General Management Personnel—25 positions are reported here from CEO averaging over $411,000 in total compensation down to Document Control Managers with total compensation averaging $82,000. Five jobs in this group had a decrease in both base salary and total compensation in the reporting period but the average change from 2014 in base salary was 9% and an 11% increase in total compensation.

Field Sales and Service Personnel—This category includes 18 positions (only 15 were able to be reported this year) including Regional Sales Managers at the top end and entry-level service technicians at the bottom of the spectrum. Three positions reported lower base salary AND total compensation compared to 2014 but in most jobs we did see a higher base salary as against a lower total compensation average.

Technical Marketing and Sales Support Personnel—As mentioned above ALL of the jobs in this category showed higher base rates and total compensation than 2014 and total compensation showed a nearly 12% increase over last year. At the top end of these 12 jobs (10 reportable) are Product Sales Managers running down to Inside Sales Specialists.

Product Design and Development Personnel—Nine jobs are reported here with an average increase in base salary of 3.5 compared to 2014 while overall compensation increased 5%. Engineering Supervisors are at the top of this job group while entry-level Manufacturing Engineers are at the other end.

Software Personnel—These 8 jobs (2 not reportable) jobs are most dependent on the nature of the reporting population because they typically are ones carried in the larger companies. This year the incumbent population of this group is up by 13% reflecting the addition of those larger companies mentioned above. Compared to 2014 base salaries are up about 3% and total compensation improved about the same—but there is very limited use of incentive compensation with these employees. The spectrum of total compensation is small ranging from $79,500 to $106,500.

The Association surveys its members over the summer and publishes the report in September of each year. Both PDf and Excel spreadsheet formats are available without individual company data (aggregated figures only are used). The report includes information on the number of companies matching the defined responsibilities, the overall percentiles and salary ranges. For comparative purposes the data is stratified for five groups—4 by sales volume and a separate category for channel partners.

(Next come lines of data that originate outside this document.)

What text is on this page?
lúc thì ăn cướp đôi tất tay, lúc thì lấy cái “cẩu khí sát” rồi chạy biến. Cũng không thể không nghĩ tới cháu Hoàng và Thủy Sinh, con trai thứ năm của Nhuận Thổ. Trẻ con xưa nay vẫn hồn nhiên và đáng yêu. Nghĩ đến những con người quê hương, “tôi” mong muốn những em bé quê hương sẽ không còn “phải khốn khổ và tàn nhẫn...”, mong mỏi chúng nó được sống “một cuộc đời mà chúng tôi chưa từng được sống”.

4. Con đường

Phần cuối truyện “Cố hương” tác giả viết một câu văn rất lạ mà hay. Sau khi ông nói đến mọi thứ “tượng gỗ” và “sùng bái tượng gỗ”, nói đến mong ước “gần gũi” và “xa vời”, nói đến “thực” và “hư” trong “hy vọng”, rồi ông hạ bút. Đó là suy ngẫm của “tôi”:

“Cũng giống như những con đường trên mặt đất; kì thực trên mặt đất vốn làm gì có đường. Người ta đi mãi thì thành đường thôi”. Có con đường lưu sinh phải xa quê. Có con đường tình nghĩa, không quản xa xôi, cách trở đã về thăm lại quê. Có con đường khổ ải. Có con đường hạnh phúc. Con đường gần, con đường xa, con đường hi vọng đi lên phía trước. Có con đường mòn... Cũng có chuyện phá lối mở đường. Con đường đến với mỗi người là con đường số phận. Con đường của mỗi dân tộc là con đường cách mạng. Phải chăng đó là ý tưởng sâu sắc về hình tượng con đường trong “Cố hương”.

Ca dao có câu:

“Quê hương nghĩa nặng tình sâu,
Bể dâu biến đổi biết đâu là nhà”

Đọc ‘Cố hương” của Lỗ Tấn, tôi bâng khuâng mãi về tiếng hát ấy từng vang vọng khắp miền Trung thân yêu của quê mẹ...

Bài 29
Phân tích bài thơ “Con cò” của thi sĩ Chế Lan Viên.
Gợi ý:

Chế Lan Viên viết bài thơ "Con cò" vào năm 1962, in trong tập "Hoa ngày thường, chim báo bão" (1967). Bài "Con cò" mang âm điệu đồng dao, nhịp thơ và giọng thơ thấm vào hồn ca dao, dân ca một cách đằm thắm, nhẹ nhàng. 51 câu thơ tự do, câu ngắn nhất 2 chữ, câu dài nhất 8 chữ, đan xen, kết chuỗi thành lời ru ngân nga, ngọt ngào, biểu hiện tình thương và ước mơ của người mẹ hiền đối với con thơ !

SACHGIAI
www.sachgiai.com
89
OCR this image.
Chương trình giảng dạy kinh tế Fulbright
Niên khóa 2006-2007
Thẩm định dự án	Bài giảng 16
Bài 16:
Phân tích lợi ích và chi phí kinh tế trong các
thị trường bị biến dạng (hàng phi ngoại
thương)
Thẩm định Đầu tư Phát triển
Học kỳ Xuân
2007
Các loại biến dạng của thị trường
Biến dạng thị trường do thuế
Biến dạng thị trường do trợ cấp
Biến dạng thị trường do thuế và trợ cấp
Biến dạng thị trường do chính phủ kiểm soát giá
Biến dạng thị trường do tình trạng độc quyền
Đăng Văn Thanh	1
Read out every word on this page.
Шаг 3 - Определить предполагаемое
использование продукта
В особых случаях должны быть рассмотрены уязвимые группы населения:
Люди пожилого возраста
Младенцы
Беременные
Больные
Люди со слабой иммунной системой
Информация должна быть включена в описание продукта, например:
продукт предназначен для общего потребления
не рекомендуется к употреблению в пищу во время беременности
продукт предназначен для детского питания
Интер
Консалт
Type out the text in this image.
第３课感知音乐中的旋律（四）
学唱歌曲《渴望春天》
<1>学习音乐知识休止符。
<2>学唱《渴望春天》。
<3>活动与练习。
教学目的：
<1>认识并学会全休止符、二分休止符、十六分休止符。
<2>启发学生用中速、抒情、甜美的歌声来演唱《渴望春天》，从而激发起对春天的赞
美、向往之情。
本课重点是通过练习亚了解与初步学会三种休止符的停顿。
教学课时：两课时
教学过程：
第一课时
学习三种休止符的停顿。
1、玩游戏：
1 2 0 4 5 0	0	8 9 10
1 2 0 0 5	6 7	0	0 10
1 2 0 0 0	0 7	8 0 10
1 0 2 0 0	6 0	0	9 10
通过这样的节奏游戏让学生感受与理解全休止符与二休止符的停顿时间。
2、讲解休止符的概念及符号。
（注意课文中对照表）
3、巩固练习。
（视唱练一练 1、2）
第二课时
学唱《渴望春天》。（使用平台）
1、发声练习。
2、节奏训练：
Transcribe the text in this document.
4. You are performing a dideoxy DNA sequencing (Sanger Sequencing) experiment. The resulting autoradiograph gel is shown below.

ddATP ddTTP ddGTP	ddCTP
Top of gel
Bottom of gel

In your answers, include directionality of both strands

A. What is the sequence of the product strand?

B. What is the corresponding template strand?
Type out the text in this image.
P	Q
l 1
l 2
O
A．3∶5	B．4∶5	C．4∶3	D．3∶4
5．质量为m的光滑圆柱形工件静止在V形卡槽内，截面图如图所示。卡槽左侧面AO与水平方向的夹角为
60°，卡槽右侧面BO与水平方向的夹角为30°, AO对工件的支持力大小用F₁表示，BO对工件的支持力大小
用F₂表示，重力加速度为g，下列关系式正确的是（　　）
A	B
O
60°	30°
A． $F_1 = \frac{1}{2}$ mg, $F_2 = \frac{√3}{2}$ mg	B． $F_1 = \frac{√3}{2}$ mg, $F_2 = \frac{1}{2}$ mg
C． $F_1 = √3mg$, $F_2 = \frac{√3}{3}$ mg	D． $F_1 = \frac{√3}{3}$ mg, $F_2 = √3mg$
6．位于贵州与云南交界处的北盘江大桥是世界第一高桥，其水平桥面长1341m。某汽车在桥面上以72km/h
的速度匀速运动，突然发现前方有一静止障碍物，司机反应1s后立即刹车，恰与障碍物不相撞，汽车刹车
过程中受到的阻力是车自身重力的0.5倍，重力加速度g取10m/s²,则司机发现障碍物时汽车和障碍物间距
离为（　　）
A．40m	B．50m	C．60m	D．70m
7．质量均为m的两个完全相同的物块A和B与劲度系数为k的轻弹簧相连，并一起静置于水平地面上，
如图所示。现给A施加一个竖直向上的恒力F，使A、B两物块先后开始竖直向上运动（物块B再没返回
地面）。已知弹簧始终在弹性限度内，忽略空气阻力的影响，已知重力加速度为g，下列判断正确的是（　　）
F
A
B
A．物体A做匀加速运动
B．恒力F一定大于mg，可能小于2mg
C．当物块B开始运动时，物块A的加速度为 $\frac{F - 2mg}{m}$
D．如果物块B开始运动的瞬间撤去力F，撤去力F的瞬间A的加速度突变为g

These show percentiles, weighted and unweighted base rates, incentive and total compensation. Where possible this same information is arrayed for regional breakdowns, based on the specific locations of the 2015 reporting population. To add insight, the report also shows other position titles reported by participating companies. Only member companies contributed data in 2015 but participation is open to non-members for a $2,500 fee. Member participation is included in dues paid to the Association.

MCAA provides resources to the world’s leading process control suppliers. The Association exists to help the management teams of process and factory automation product and solution providers run and grow successful businesses by offering timely, unique and highly specialized resources acquired from shared management benchmarks and strategies—such as the annual compensation Report and biennial Benefits Report—where proprietary companies information is secure. The 2016 report will be fielded in May 2016 and will include the biennial Benefits Survey.